Oran, 5 juillet 1962: un massacre d’état! (Vidéo)

 

3000 Européens massacrés sous les yeux du général Katz et sur ordre du chef de l’État français de l’époque, de Gaulle. Ce chiffre de plus de 3.000 morts et disparus a été enregistré par Mme Sallaberry, militaire de carrière en poste au bureau des exactions. Le colonel Fourcade a témoigné sous la foi du serment, déclarant avoir assisté en début de matinée, ce 5 juillet, à l’entretien téléphonique entre le général Katz, qui informait le chef de l’État que dans toute la ville se perpétrait un massacre au « faciès blanc », et de Gaulle, qui lui a donné l’ordre criminel le plus formel : « Surtout, ne bougez pas ! »
Le général Katz a décidé dans la matinée de survoler la ville en hélicoptère. Voici le témoignage du pilote : « Nous survolons la ville, partout des gens qui fuyaient et des cortèges de bras en l’air, escortés par des ATO (auxiliaires de l’armée nationale populaire) ou des civils en armes. Nous avons survolé le Petit Lac, là aussi une foule compacte bras en l’air, des gens qu’on faisait entrer dans l’eau et qu’on abattait froidement. J’ai hurlé : “Mon général, on abat des gens, je vois l’eau qui devient rouge de sang”. Le général m’a répondu : “Retour à la base”. »
Les Européens étaient escortés jusqu’au commissariat central, où ils étaient torturés et tués mais également vers le Petit Lac et la ville nouvelle. Ce massacre s’est poursuivi jusque vers 17 heures.
Ce 5 juillet, un jeune appelé qui montait la garde dans une guérite d’une caserne oranaise vit venir à lui un groupe de Français affolés, hommes, femmes et enfants, tous terrorisés, qui le suppliaient d’ouvrir les grilles fermées. Il n’avait pas les clés. Il a appelé, supplié qu’on ouvre les grilles d’urgence… Mais déjà les tueurs avaient rejoint le groupe. Ces gens, hommes, femmes, enfants, ont été égorgés sous ses yeux, alors qu’ils s’agrippaient aux grilles fermées à double tour.

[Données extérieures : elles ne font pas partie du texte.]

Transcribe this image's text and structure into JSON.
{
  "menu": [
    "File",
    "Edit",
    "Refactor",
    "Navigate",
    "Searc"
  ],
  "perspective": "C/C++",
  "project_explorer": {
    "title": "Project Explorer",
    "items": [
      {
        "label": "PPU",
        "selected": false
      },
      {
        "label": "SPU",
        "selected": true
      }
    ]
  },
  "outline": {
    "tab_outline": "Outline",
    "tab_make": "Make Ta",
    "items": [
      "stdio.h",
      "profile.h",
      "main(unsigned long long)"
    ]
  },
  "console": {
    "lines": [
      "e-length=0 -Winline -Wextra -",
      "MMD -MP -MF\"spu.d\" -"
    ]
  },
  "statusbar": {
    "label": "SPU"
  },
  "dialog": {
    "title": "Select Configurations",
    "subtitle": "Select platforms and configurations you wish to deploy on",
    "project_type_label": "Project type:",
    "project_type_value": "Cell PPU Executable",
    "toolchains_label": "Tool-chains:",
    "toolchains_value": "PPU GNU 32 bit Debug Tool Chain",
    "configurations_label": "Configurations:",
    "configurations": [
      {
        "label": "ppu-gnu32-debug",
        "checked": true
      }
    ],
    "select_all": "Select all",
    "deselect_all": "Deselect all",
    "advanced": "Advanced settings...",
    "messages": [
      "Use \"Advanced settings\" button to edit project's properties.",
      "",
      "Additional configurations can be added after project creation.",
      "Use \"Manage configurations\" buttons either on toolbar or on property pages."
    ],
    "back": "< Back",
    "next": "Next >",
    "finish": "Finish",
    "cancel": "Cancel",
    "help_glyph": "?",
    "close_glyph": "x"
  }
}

Il n’a pas pu utiliser son fusil non chargé pour leur porter secours. Cet homme a témoigné et fait ce récit horrible en pleurant… « Depuis, je ne peux plus passer une nuit sans me réveiller en tremblant, avec les cris et les râles de ces pauvres gens dans les oreilles… »
Le père de Laparre de Saint Sernin a témoigné dans un livre remarquable, Journal d’un prêtre en Algérie, dans lequel il relate plusieurs épisodes de l’agonie sans nom qui fut imposée aux Français d’Oran. Dans ce livre, cet homme d’Église relate avoir recueilli et soigné un malheureux Algérien frappé de terreur depuis qu’il avait, involontairement, assisté, au Petit Lac, à la décapitation à la hache d’un couple et de leur petit garçon d’environ cinq ans. Les appels au secours, les supplications et les prières à la Vierge de Santa Cruz de ce couple résonnaient encore aux oreilles de ce témoin. On est pris de frissons en lisant de telles monstruosités.
Et surtout, ce dernier souvenir, ce père qui a raconté avoir retrouvé son fils de 18 ans pendu à un crochet de boucher aux abattoires d’Oran, après avoir été torturé et égorgé.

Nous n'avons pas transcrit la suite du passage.